Lordon égrène ensuite sur le ton de la moquerie les arguments européistes classiques. On aurait le choix entre l’UE et la guerre mondiale, le souverainisme serait nécessairement équivalent à la xénophobie et le protectionnisme synonyme d’autarcie façon Corée du Nord. L’appartenance à l’UE serait indispensable au bon fonctionnement d’un État, et incontournable pour peser dans la mondialisation. Lordon fait remarquer au lecteur le ridicule de ces propositions, qui semblent toutes oublier le fait que 170 Nations vivent relativement bien en dehors de l’UE, et que celle-ci est construite pour aggraver les effets négatifs de la mondialisation et non s’en protéger.

Frédéric Lordon à la tribune de « Nuit debout » le 26/06/2016

Pour l’auteur, il existe donc une possibilité du retour au national quelque part entre l’autarcie de Pyongyang et l’Union européenne de Berlin, entre « l’européisme béat » et le nazisme. Pour preuve, il cite l’expérience pas si lointaine du capitalisme fordien (période 1945-1975 appelée pas tout à fait par hasard trente glorieuses) qui avait vu coexister des droits de douane élevés, un strict contrôle des capitaux, un taux de croissance de 5 % en moyenne, le plein emploi et l’absence remarquable de force politique d’extrême droite ou de conflits armés au cœur de l’Europe.  

Lordon argue qu’au contraire, le néolibéralisme et la mondialisation seraient facteur de montée des tensions géopolitiques, de la xénophobie et de l’extrême droite.

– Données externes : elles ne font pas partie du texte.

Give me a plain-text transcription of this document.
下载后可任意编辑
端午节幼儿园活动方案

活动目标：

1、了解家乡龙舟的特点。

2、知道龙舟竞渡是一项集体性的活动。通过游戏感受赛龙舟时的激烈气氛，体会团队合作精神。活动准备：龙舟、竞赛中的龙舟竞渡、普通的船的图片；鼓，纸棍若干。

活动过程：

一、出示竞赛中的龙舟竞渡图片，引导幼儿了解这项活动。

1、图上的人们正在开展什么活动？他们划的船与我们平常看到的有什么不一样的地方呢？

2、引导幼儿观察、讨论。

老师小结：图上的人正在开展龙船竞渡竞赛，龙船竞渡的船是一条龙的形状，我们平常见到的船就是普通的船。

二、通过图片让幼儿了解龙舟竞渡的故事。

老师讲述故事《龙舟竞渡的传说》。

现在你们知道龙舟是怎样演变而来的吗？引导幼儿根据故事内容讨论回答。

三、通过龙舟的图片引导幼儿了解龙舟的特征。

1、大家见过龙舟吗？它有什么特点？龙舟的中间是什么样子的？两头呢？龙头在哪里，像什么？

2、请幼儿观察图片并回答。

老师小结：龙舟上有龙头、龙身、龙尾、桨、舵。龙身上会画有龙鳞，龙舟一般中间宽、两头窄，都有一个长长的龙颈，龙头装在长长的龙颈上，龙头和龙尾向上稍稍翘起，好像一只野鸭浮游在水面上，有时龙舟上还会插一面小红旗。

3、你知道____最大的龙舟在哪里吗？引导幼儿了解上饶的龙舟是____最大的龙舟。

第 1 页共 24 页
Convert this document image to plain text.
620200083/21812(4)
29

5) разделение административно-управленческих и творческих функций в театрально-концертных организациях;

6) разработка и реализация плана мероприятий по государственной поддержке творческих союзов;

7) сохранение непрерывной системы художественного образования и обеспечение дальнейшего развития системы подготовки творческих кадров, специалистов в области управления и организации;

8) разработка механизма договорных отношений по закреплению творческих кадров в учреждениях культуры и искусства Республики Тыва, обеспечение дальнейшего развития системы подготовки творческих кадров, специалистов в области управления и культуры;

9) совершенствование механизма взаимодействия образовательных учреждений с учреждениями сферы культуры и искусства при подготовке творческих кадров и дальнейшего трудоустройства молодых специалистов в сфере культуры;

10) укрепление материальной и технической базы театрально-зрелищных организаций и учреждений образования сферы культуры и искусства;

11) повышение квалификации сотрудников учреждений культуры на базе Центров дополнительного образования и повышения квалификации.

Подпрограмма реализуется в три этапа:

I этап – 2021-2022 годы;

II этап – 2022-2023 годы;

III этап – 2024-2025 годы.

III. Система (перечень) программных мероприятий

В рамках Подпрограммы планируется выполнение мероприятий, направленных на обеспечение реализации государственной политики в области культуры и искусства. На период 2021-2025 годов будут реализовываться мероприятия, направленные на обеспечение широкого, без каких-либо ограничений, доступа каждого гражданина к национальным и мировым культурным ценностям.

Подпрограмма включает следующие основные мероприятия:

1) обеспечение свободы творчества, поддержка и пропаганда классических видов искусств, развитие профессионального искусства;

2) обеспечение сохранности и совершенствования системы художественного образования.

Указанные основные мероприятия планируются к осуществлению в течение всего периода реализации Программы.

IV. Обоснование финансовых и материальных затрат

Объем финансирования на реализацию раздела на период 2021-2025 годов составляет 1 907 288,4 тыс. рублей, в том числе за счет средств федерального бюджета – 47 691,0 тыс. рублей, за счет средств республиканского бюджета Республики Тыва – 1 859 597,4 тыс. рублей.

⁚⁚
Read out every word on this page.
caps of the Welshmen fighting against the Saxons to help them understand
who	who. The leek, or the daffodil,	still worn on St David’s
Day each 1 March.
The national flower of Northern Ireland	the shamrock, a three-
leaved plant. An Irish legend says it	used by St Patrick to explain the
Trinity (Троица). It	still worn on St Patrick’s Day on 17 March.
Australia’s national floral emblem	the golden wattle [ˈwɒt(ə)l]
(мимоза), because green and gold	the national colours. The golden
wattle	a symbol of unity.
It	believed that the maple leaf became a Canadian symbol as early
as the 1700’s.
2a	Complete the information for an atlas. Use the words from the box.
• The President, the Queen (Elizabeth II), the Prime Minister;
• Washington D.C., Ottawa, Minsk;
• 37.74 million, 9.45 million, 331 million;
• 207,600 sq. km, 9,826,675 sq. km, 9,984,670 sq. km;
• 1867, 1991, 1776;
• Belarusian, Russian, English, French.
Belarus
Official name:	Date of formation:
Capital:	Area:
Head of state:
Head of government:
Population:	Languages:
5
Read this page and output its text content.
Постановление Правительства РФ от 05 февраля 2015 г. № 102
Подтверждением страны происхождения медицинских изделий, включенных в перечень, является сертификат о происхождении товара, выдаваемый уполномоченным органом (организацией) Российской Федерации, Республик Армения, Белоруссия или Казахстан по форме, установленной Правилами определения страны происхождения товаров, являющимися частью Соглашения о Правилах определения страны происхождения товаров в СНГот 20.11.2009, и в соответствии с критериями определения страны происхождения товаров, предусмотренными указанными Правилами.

Le retour au national ne serait donc pas un retour à la guerre économique, mais à la coopération sereine via des échanges intensifiés dans les domaines aussi variés que la culture, la science, les programmes universitaires (type Erasmus), la traduction et les aventures industrielles (Airbus, Ariane)… autant de projets construits avant la mise en place de la monnaie unique.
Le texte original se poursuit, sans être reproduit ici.